Currently, the script interface will load configuration options and a commit message and attempt to parse it. If there are no parse exceptions, it will return 0, otherwise 1. This interface should be usable at the git commit-msg hook stage now.
Roadmap
Add and configure tox. (target: 0.4.0)
Finish body wrapping. (target: 0.5.0)
fail if over
rewrap if over
do nothing if fine
rewrap if fine
Implement spell checking. (target: 0.6.0)
will not autocorrect
communication: kick back to editor on errors, with comment line to indicate acceptance
Implement simple reformatting. (target: 0.7.0)
footer separator as “: “ and not “ #”
“BREAKING-CHANGE” not “BREAKING CHANGE”
set breaking flag (!) and “BREAKING-CHANGE”
correct token capitalization (“BREAKING-CHANGE” not “breaking-change” or “Breaking-Change”; “Signed-off-by” not “Signed-Off-By” or “signed-off-by”)
Implement partial parsing on failure for correction and improved exception handling. (target: 0.9.0 or later)
header partial parsing
body partial parsing
breaking change partial parsing
footer partial parsing
Implement custom hooks for handling per-project footers. (target: 0.9.0 or later)
Integrate argparse help into documentation. (done: 0.3.3)
Insert license information into all source files. (done: 0.3.3)
Complete upload and build for setuptools/pip and poetry. (done: 0.3.3; poetry is configured but not used)
Complete documentation integration and upload at Read The Docs. (done: 0.3.3)
Github issue template based off current tests/good/*.json files, with guidelines. (done: 0.3.3)
JSON configuration support, via pccc entry in package.json. (done: 0.3.3)
100% test coverage, with tests implemented before merging. (done: 0.4.0)
Installation
Install pccc with:
pip install pccc pip freeze > requirements.txt
or add as a poetry dev-dependency.
If you desire a package locally built with poetry, download the source, change the appropriate lines in pyproject.toml, and rebuild.
To use as a git commit-msg hook, copy the script pccc to .git/hooks/commit-msg and set the file as executable or integrate the script or module into your existing commit-msg hook. pccc relies on git setting the current working directory of the script to the root of the repository (where pyproject.toml or package.json typically lives). If this is not the repository default, pass the configuration file path as an argument or symlink from the current working directory to an appropriate configuration file.
Usage
Console:
pccc COMMIT_MSG cat COMMIT_MSG | pccc
In Python:
>>> import pccc >>> ccr = pccc.ConventionalCommitRunner() >>> ccr.options.load() >>> ccr.raw = "some commit message" >>> ccr.clean() >>> ccr.parse() >>> if ccr.exc == None: ... print(ccr)
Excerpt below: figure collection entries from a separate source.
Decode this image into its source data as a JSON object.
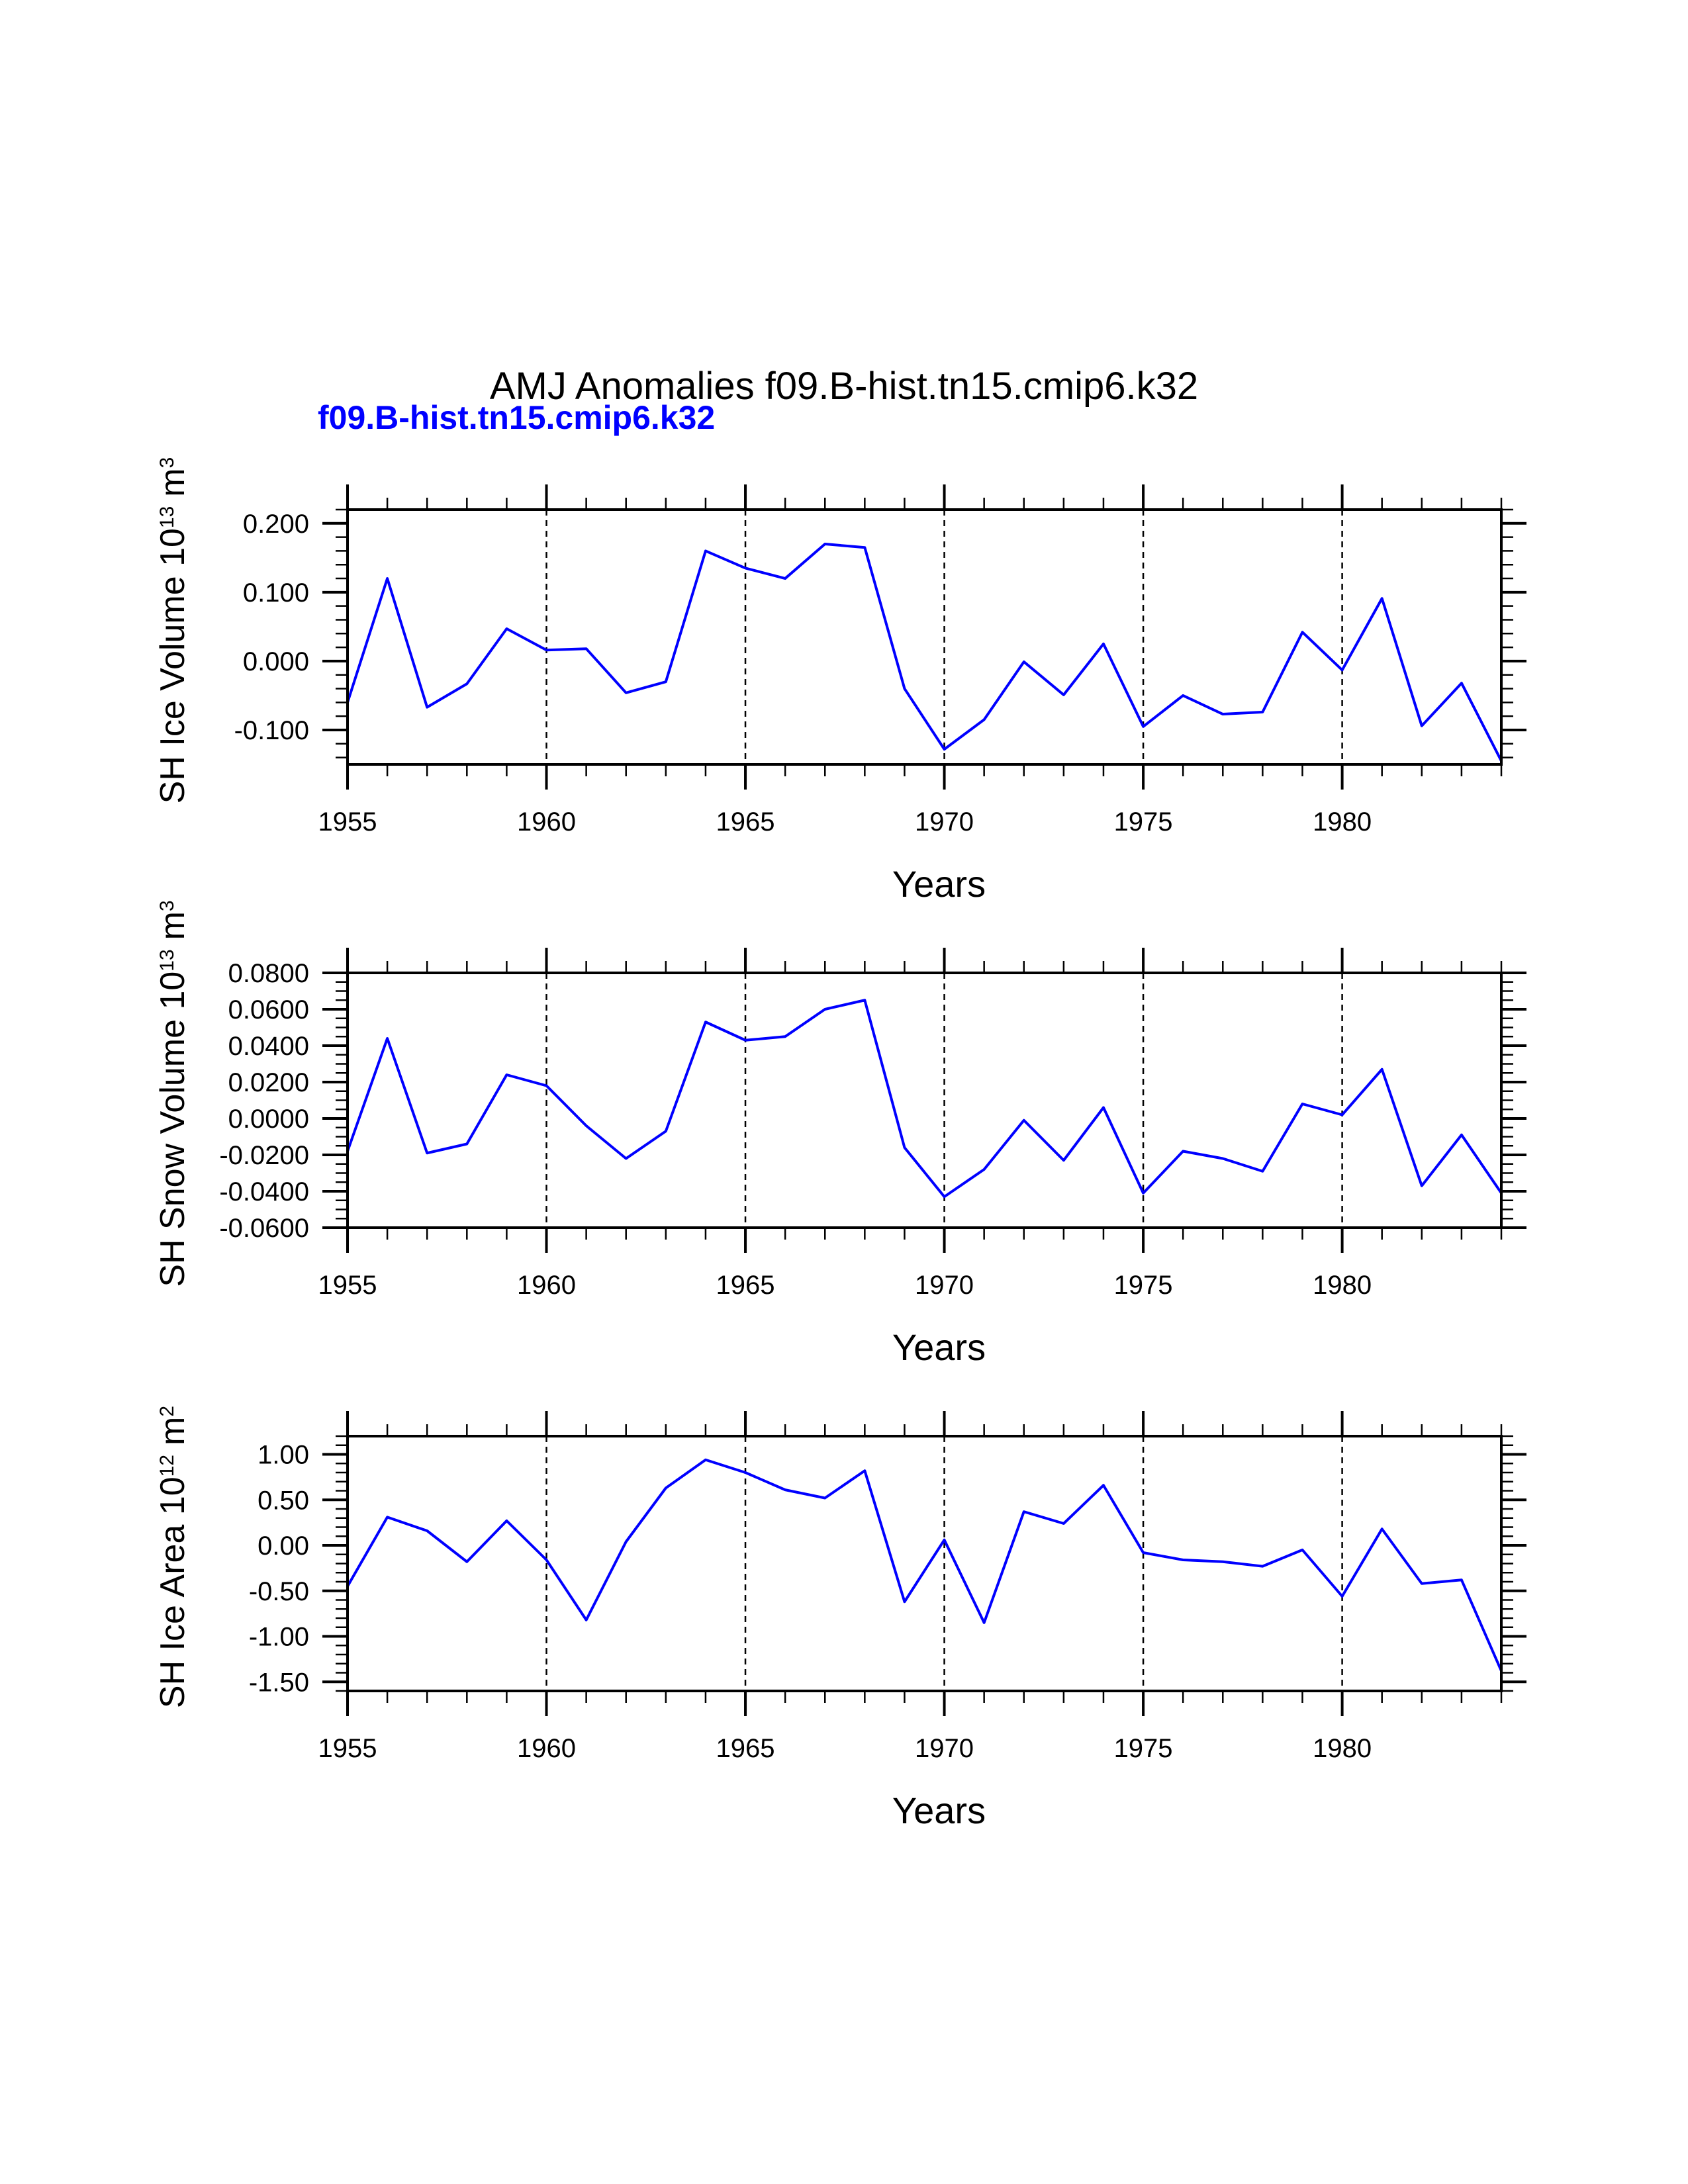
{
  "title": "AMJ Anomalies f09.B-hist.tn15.cmip6.k32",
  "subtitle": "f09.B-hist.tn15.cmip6.k32",
  "line_color": "#0000ff",
  "chart_data": [
    {
      "type": "line",
      "ylabel_main": "SH Ice Volume 10",
      "ylabel_exp": "13",
      "ylabel_unit": "m",
      "ylabel_unit_exp": "3",
      "xlabel": "Years",
      "xlim": [
        1955,
        1984
      ],
      "ylim": [
        -0.15,
        0.22
      ],
      "x_ticks": [
        "1955",
        "1960",
        "1965",
        "1970",
        "1975",
        "1980"
      ],
      "y_ticks": [
        0.2,
        0.1,
        0.0,
        -0.1
      ],
      "y_tick_labels": [
        "0.200",
        "0.100",
        "0.000",
        "-0.100"
      ],
      "y_minor_step": 0.02,
      "grid_x": [
        1960,
        1965,
        1970,
        1975,
        1980
      ],
      "x": [
        1955,
        1956,
        1957,
        1958,
        1959,
        1960,
        1961,
        1962,
        1963,
        1964,
        1965,
        1966,
        1967,
        1968,
        1969,
        1970,
        1971,
        1972,
        1973,
        1974,
        1975,
        1976,
        1977,
        1978,
        1979,
        1980,
        1981,
        1982,
        1983,
        1984
      ],
      "values": [
        -0.06,
        0.12,
        -0.067,
        -0.033,
        0.047,
        0.016,
        0.018,
        -0.046,
        -0.03,
        0.16,
        0.135,
        0.12,
        0.17,
        0.165,
        -0.04,
        -0.128,
        -0.085,
        -0.001,
        -0.049,
        0.025,
        -0.095,
        -0.05,
        -0.077,
        -0.074,
        0.042,
        -0.013,
        0.091,
        -0.094,
        -0.032,
        -0.145
      ]
    },
    {
      "type": "line",
      "ylabel_main": "SH Snow Volume 10",
      "ylabel_exp": "13",
      "ylabel_unit": "m",
      "ylabel_unit_exp": "3",
      "xlabel": "Years",
      "xlim": [
        1955,
        1984
      ],
      "ylim": [
        -0.06,
        0.08
      ],
      "x_ticks": [
        "1955",
        "1960",
        "1965",
        "1970",
        "1975",
        "1980"
      ],
      "y_ticks": [
        0.08,
        0.06,
        0.04,
        0.02,
        0.0,
        -0.02,
        -0.04,
        -0.06
      ],
      "y_tick_labels": [
        "0.0800",
        "0.0600",
        "0.0400",
        "0.0200",
        "0.0000",
        "-0.0200",
        "-0.0400",
        "-0.0600"
      ],
      "y_minor_step": 0.005,
      "grid_x": [
        1960,
        1965,
        1970,
        1975,
        1980
      ],
      "x": [
        1955,
        1956,
        1957,
        1958,
        1959,
        1960,
        1961,
        1962,
        1963,
        1964,
        1965,
        1966,
        1967,
        1968,
        1969,
        1970,
        1971,
        1972,
        1973,
        1974,
        1975,
        1976,
        1977,
        1978,
        1979,
        1980,
        1981,
        1982,
        1983,
        1984
      ],
      "values": [
        -0.018,
        0.044,
        -0.019,
        -0.014,
        0.024,
        0.018,
        -0.004,
        -0.022,
        -0.007,
        0.053,
        0.043,
        0.045,
        0.06,
        0.065,
        -0.016,
        -0.043,
        -0.028,
        -0.001,
        -0.023,
        0.006,
        -0.041,
        -0.018,
        -0.022,
        -0.029,
        0.008,
        0.002,
        0.027,
        -0.037,
        -0.009,
        -0.041
      ]
    },
    {
      "type": "line",
      "ylabel_main": "SH Ice Area 10",
      "ylabel_exp": "12",
      "ylabel_unit": "m",
      "ylabel_unit_exp": "2",
      "xlabel": "Years",
      "xlim": [
        1955,
        1984
      ],
      "ylim": [
        -1.6,
        1.2
      ],
      "x_ticks": [
        "1955",
        "1960",
        "1965",
        "1970",
        "1975",
        "1980"
      ],
      "y_ticks": [
        1.0,
        0.5,
        0.0,
        -0.5,
        -1.0,
        -1.5
      ],
      "y_tick_labels": [
        "1.00",
        "0.50",
        "0.00",
        "-0.50",
        "-1.00",
        "-1.50"
      ],
      "y_minor_step": 0.1,
      "grid_x": [
        1960,
        1965,
        1970,
        1975,
        1980
      ],
      "x": [
        1955,
        1956,
        1957,
        1958,
        1959,
        1960,
        1961,
        1962,
        1963,
        1964,
        1965,
        1966,
        1967,
        1968,
        1969,
        1970,
        1971,
        1972,
        1973,
        1974,
        1975,
        1976,
        1977,
        1978,
        1979,
        1980,
        1981,
        1982,
        1983,
        1984
      ],
      "values": [
        -0.45,
        0.31,
        0.16,
        -0.18,
        0.27,
        -0.16,
        -0.82,
        0.04,
        0.63,
        0.94,
        0.8,
        0.61,
        0.52,
        0.82,
        -0.62,
        0.06,
        -0.85,
        0.37,
        0.24,
        0.66,
        -0.08,
        -0.16,
        -0.18,
        -0.23,
        -0.05,
        -0.56,
        0.18,
        -0.42,
        -0.38,
        -1.38
      ]
    }
  ]
}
See the source and documentation for more information.
Configuration
See pccc.toml for an example [tool.pccc] section that may be copied into a pyproject.toml file. The same entries may be used in a pccc entry in package.json for JavaScript/TypeScript projects.
Copyright and License
SPDX-License-Identifier: GPL-3.0-or-later
pccc, the Python Conventional Commit Checker. Copyright (C) 2020-2021 Jeremy A Gray.
This program is free software: you can redistribute it and/or modify it under the terms of the GNU General Public License as published by the Free Software Foundation, either version 3 of the License, or (at your option) any later version.
This program is distributed in the hope that it will be useful, but WITHOUT ANY WARRANTY; without even the implied warranty of MERCHANTABILITY or FITNESS FOR A PARTICULAR PURPOSE. See the GNU General Public License for more details.